Возле входа стояла машина Людмилы – хорошенькая малолитражка золотистого цвета.

– Тебя подвезти?

– Нет, спасибо… На метро быстрей получится! – покачала головой Маруся. – Мне по прямой, без пересадок.

– Ну да, сейчас же сплошные пробки… – усмехнулась Людмила. – Ладно, пока, подруга. Хотелось повидаться в кои-то веки, а этот хрен все испортил.

– Если папа хрен, то ты, мама, горчица. А я тогда кто получаюсь? А я буду кетчупом. Нет, я буду – васаби. Ма-ам, помнишь, мы в японском ресторане эту… всякую дрянь ели с васабей? Нет, с васабью… Ма-ам, а как правильно?

Лариса с трудом втиснулась на переднее сиденье.

– До встречи, – Людмила поцеловала Марусю. – Ты очень изменилась, знаешь?

– Разве?

– Да. Сидела с таким отсутствующим видом, о чем-то думала… Хотя понимаю, нелегко тебе!

…На самом деле Марусе было очень легко. Она ворвалась к матери, сразу же бросилась к Егорке – тот сидел на диване, сосредоточенно мусоля во рту сушку, и смотрел рекламу по телевизору.

– Золото мое… Принц! Самый любимый! – принялась тормошить его Маруся. – Мама, он не плакал? Он кефир пил?

– Он прекрасно себя вел! – с гордостью произнесла Лилия Сергеевна. – Ты знаешь, я тут, на досуге, составила ему гороскоп, и такие удивительные вещи открылись! Вот послушай… – Она нацепила на нос очки и включила ноутбук.

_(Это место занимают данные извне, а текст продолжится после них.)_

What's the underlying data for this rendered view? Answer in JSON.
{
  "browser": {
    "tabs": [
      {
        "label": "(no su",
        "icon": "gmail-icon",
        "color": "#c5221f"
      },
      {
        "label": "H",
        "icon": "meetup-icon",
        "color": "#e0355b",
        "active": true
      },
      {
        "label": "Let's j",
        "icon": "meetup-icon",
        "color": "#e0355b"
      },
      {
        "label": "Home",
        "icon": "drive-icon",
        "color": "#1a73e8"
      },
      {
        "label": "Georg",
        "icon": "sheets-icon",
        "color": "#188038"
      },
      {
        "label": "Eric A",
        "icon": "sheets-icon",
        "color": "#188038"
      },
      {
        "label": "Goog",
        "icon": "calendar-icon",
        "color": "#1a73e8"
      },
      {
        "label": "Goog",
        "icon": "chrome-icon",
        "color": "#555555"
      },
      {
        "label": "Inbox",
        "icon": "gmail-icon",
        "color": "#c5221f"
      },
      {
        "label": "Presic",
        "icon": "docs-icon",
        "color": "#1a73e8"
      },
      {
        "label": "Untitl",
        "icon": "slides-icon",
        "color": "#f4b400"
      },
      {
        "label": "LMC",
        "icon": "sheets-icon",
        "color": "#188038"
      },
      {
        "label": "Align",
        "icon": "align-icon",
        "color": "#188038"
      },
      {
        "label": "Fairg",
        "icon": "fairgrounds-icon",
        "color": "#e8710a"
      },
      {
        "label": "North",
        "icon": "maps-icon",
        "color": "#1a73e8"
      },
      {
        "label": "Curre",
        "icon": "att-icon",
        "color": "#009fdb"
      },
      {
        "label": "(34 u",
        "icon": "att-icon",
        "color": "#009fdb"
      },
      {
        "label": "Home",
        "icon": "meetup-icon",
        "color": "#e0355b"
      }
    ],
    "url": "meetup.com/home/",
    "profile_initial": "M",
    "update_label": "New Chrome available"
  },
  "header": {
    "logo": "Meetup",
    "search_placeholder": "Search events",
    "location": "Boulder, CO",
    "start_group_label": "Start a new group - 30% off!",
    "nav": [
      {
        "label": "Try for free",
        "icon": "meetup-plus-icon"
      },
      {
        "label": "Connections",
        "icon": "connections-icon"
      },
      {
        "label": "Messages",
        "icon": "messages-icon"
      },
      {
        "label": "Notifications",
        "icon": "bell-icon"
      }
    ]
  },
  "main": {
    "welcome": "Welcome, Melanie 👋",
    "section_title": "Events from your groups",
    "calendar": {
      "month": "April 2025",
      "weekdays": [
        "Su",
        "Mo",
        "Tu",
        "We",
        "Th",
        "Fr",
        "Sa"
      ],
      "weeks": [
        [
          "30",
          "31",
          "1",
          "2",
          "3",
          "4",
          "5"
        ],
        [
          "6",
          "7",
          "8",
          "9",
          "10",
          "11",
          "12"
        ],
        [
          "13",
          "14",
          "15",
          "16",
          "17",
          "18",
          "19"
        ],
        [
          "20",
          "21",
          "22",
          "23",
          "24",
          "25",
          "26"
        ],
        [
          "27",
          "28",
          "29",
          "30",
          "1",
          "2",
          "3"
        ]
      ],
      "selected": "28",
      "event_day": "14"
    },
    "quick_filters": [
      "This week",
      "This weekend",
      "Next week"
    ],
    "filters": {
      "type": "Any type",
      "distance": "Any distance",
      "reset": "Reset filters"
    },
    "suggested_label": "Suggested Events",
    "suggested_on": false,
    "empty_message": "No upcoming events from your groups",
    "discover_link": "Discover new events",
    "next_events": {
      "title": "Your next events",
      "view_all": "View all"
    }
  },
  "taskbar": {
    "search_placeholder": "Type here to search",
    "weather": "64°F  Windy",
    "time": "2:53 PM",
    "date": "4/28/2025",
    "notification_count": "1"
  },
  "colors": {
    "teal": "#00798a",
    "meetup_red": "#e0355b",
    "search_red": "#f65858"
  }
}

– Мама, я тебя умоляю! – закричала Маруся негодующе.

Она не хотела ничего знать – хотя, по выражению лица Лилии Сергеевны, перспективы у Егорки были самые радужные.

– Планированием семьи ты не занималась, а теперь даже не хочешь Егорушкину жизнь спланировать! – обиделась она.

– Ты о чем? Мама, я же тебе тысячу раз говорила, что не верю во все это! – жалобно произнесла Маруся. – И в то, что рождение детей можно как-то спланировать – тоже не верю!

– А если бы верила, то родила бы в браке! И все были бы счастливы!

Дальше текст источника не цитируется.